Wir sehen es als zentrale Aufgabe an, den Blickwinkel zu verschieben, um zu fragen, wie es zu rechtfertigen ist, auf die (u.a. bewaffneten) Mittel zu verzichten, die die Möglichkeit der Zielerreichung einer egalitären Gesellschaftsform bereithalten. Es ist ein Sprüchlein aus einem infantilen Poesiealbum, wenn die ApologetInnen des weltumspannenden Kapitalismus „Gewaltlosigkeit“ predigen und die gesellschaftliche Aktualität als historischen Höhe- und Endpunkt verkünden. Es ist ein schlechter Witz, wenn uns genau jenes konservative Klientel das „moralische Recht“ absprechen will, diesen Gesellschaftszustand umzuwälzen, in dem der Mensch ein geknechtetes und entrechtetes Wesen ist. Die Moralphilosophen sitzen immer gleich in den Startlöchern, wenn sich antagonistischer Widerstand „sicherheitsgefährdend“ regt; Ihr Zeigefinger weist der staatlichen Repression zielsicher die Richtung. Unsere „Mittel – Ziel – Relation“ ist klar, darin liegt unsere Rechtfertigung revolutionärerer Politik, so rudimentär sie im Moment auch sein mag. Denn die Notwendigkeit, dass Kapitalismus und Imperialismus fallen müssen, steht außer Frage. Außer Frage steht auch, dass wir nicht mit der geballten (bewaffneten und militärischen) Macht des herrschenden Staatsapparates konfrontiert werden. Lassen wir allen reformerischen Illusionismus hinter uns und wenden wir uns einem revolutionären Realismus und den organisatorischen Fragen eines revolutionären Aufbauprozesses zu, der, wenn er kein Papiertiger sein will, eine bewaffnete Flanke braucht! Jede Kompromißlerei in der Frage der Anwendung revolutionärer Gewalt ist eine „Halbheit“, jede Konzession verschlechtert unsere Ausgangsbedingungen, nimmt uns Handlungsoptionen im Kampf gegen das „imperiale Bündnis Europa“.
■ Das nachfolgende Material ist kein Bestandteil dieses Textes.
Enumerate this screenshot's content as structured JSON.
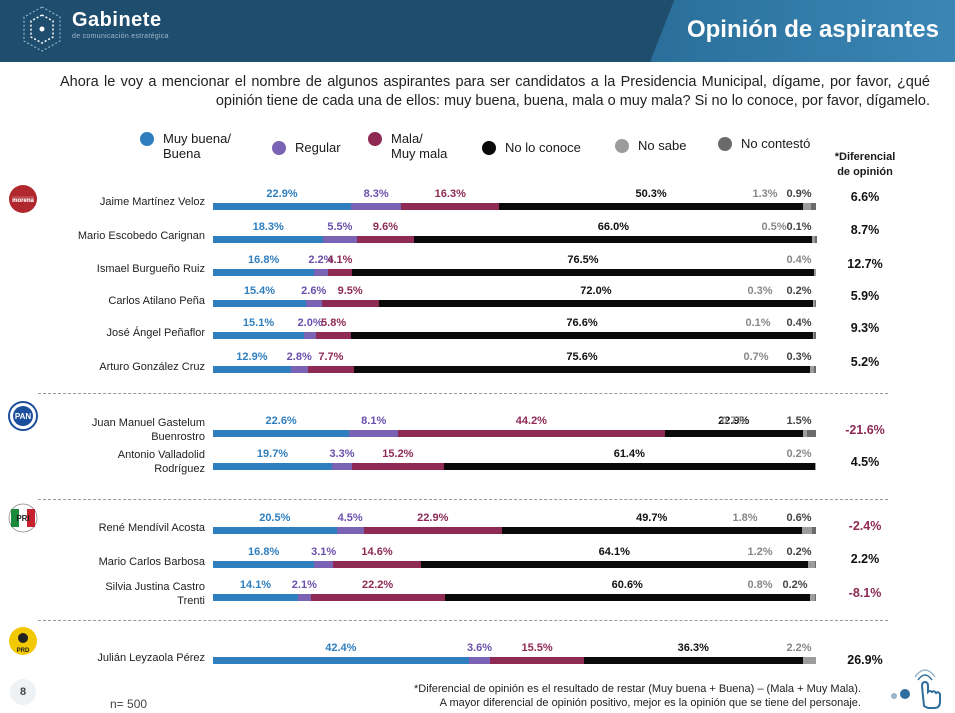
{
  "header": {
    "brand": "Gabinete",
    "brand_sub": "de comunicación estratégica",
    "title": "Opinión de aspirantes"
  },
  "question": "Ahora le voy a mencionar el nombre de algunos aspirantes para ser candidatos a la Presidencia Municipal, dígame, por favor, ¿qué opinión tiene de cada una de ellos: muy buena, buena, mala o muy mala? Si no lo conoce, por favor, dígamelo.",
  "legend": [
    {
      "line1": "Muy buena/",
      "line2": "Buena",
      "color": "#2f7fbf"
    },
    {
      "line1": "Regular",
      "line2": "",
      "color": "#7a62b4"
    },
    {
      "line1": "Mala/",
      "line2": "Muy mala",
      "color": "#8e2a54"
    },
    {
      "line1": "No lo conoce",
      "line2": "",
      "color": "#0a0a0a"
    },
    {
      "line1": "No sabe",
      "line2": "",
      "color": "#9c9c9c"
    },
    {
      "line1": "No contestó",
      "line2": "",
      "color": "#6b6b6b"
    }
  ],
  "diff_header": {
    "line1": "*Diferencial",
    "line2": "de opinión"
  },
  "parties": [
    {
      "name": "morena",
      "logo_text": "morena",
      "color": "#b0282e"
    },
    {
      "name": "PAN",
      "logo_text": "PAN",
      "color": "#1c4f9c"
    },
    {
      "name": "PRI",
      "logo_text": "PRI",
      "color": "#1a8a3c"
    },
    {
      "name": "PRD",
      "logo_text": "PRD",
      "color": "#f2c800"
    }
  ],
  "chart_data": {
    "type": "bar",
    "stacked": true,
    "orientation": "horizontal",
    "unit": "%",
    "series_names": [
      "Muy buena/Buena",
      "Regular",
      "Mala/Muy mala",
      "No lo conoce",
      "No sabe",
      "No contestó"
    ],
    "rows": [
      {
        "party": "morena",
        "name1": "Jaime Martínez Veloz",
        "name2": "",
        "values": [
          22.9,
          8.3,
          16.3,
          50.3,
          1.3,
          0.9
        ],
        "labels": [
          "22.9%",
          "8.3%",
          "16.3%",
          "50.3%",
          "1.3%",
          "0.9%"
        ],
        "diff": "6.6%",
        "diff_sign": "pos"
      },
      {
        "party": "morena",
        "name1": "Mario Escobedo Carignan",
        "name2": "",
        "values": [
          18.3,
          5.5,
          9.6,
          66.0,
          0.5,
          0.1
        ],
        "labels": [
          "18.3%",
          "5.5%",
          "9.6%",
          "66.0%",
          "0.5%",
          "0.1%"
        ],
        "diff": "8.7%",
        "diff_sign": "pos"
      },
      {
        "party": "morena",
        "name1": "Ismael Burgueño Ruiz",
        "name2": "",
        "values": [
          16.8,
          2.2,
          4.1,
          76.5,
          0.4,
          0
        ],
        "labels": [
          "16.8%",
          "2.2%",
          "4.1%",
          "76.5%",
          "0.4%",
          ""
        ],
        "diff": "12.7%",
        "diff_sign": "pos"
      },
      {
        "party": "morena",
        "name1": "Carlos Atilano Peña",
        "name2": "",
        "values": [
          15.4,
          2.6,
          9.5,
          72.0,
          0.3,
          0.2
        ],
        "labels": [
          "15.4%",
          "2.6%",
          "9.5%",
          "72.0%",
          "0.3%",
          "0.2%"
        ],
        "diff": "5.9%",
        "diff_sign": "pos"
      },
      {
        "party": "morena",
        "name1": "José Ángel Peñaflor",
        "name2": "",
        "values": [
          15.1,
          2.0,
          5.8,
          76.6,
          0.1,
          0.4
        ],
        "labels": [
          "15.1%",
          "2.0%",
          "5.8%",
          "76.6%",
          "0.1%",
          "0.4%"
        ],
        "diff": "9.3%",
        "diff_sign": "pos"
      },
      {
        "party": "morena",
        "name1": "Arturo González Cruz",
        "name2": "",
        "values": [
          12.9,
          2.8,
          7.7,
          75.6,
          0.7,
          0.3
        ],
        "labels": [
          "12.9%",
          "2.8%",
          "7.7%",
          "75.6%",
          "0.7%",
          "0.3%"
        ],
        "diff": "5.2%",
        "diff_sign": "pos"
      },
      {
        "party": "PAN",
        "name1": "Juan Manuel Gastelum",
        "name2": "Buenrostro",
        "values": [
          22.6,
          8.1,
          44.2,
          22.9,
          0.7,
          1.5
        ],
        "labels": [
          "22.6%",
          "8.1%",
          "44.2%",
          "22.9%",
          "0.7%",
          "1.5%"
        ],
        "diff": "-21.6%",
        "diff_sign": "neg"
      },
      {
        "party": "PAN",
        "name1": "Antonio Valladolid",
        "name2": "Rodríguez",
        "values": [
          19.7,
          3.3,
          15.2,
          61.4,
          0.2,
          0
        ],
        "labels": [
          "19.7%",
          "3.3%",
          "15.2%",
          "61.4%",
          "0.2%",
          ""
        ],
        "diff": "4.5%",
        "diff_sign": "pos"
      },
      {
        "party": "PRI",
        "name1": "René Mendívil Acosta",
        "name2": "",
        "values": [
          20.5,
          4.5,
          22.9,
          49.7,
          1.8,
          0.6
        ],
        "labels": [
          "20.5%",
          "4.5%",
          "22.9%",
          "49.7%",
          "1.8%",
          "0.6%"
        ],
        "diff": "-2.4%",
        "diff_sign": "neg"
      },
      {
        "party": "PRI",
        "name1": "Mario Carlos Barbosa",
        "name2": "",
        "values": [
          16.8,
          3.1,
          14.6,
          64.1,
          1.2,
          0.2
        ],
        "labels": [
          "16.8%",
          "3.1%",
          "14.6%",
          "64.1%",
          "1.2%",
          "0.2%"
        ],
        "diff": "2.2%",
        "diff_sign": "pos"
      },
      {
        "party": "PRI",
        "name1": "Silvia Justina Castro",
        "name2": "Trenti",
        "values": [
          14.1,
          2.1,
          22.2,
          60.6,
          0.8,
          0.2
        ],
        "labels": [
          "14.1%",
          "2.1%",
          "22.2%",
          "60.6%",
          "0.8%",
          "0.2%"
        ],
        "diff": "-8.1%",
        "diff_sign": "neg"
      },
      {
        "party": "PRD",
        "name1": "Julián Leyzaola Pérez",
        "name2": "",
        "values": [
          42.4,
          3.6,
          15.5,
          36.3,
          2.2,
          0
        ],
        "labels": [
          "42.4%",
          "3.6%",
          "15.5%",
          "36.3%",
          "2.2%",
          ""
        ],
        "diff": "26.9%",
        "diff_sign": "pos"
      }
    ]
  },
  "colors": {
    "positive": "#111111",
    "negative": "#8e2a54"
  },
  "footer": {
    "page_number": "8",
    "sample": "n= 500",
    "note_line1": "*Diferencial de opinión es el resultado de restar (Muy buena + Buena) – (Mala + Muy Mala).",
    "note_line2": "A mayor diferencial de opinión positivo, mejor es la opinión que se tiene del personaje."
  }
}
Für eine militante Plattform – für einen revolutionären Aufbauprozess – für den Kommunismus!
militante gruppe (mg), Frühjahr 2007
Groteskes am Rande:
In dem von uns angegriffenen Gebäude befindet sich ein Büro der Koordinierungsstelle gewerkschaftlicher Arbeitslosengruppen. Aufgrund der Gebäudearchitektur, Lage des Koordinierungsstellen – Büro und der Außenanwendung des Brandschatzes ist eine Gefährdung durch die Brandwirkung für diese gewerkschaftliche Gruppierung nach allen Erfahrungswerten ausgeschlossen. Der Sachschaden fokussiert sich ausschließlich auf die Fassadenstruktur des Eingangsbereiches. Aufgrund der jahrzehntelange Kenntnis der sozialpartnerschaftlichen Kanalisationspolitik von gesellschaftlichem Protest durch die Gewerkschaftsbürokratie in der BRD ist der Anschlag in dieser Form aus unserer Sicht legitim, zumal er einen klar definierte Adressaten hat.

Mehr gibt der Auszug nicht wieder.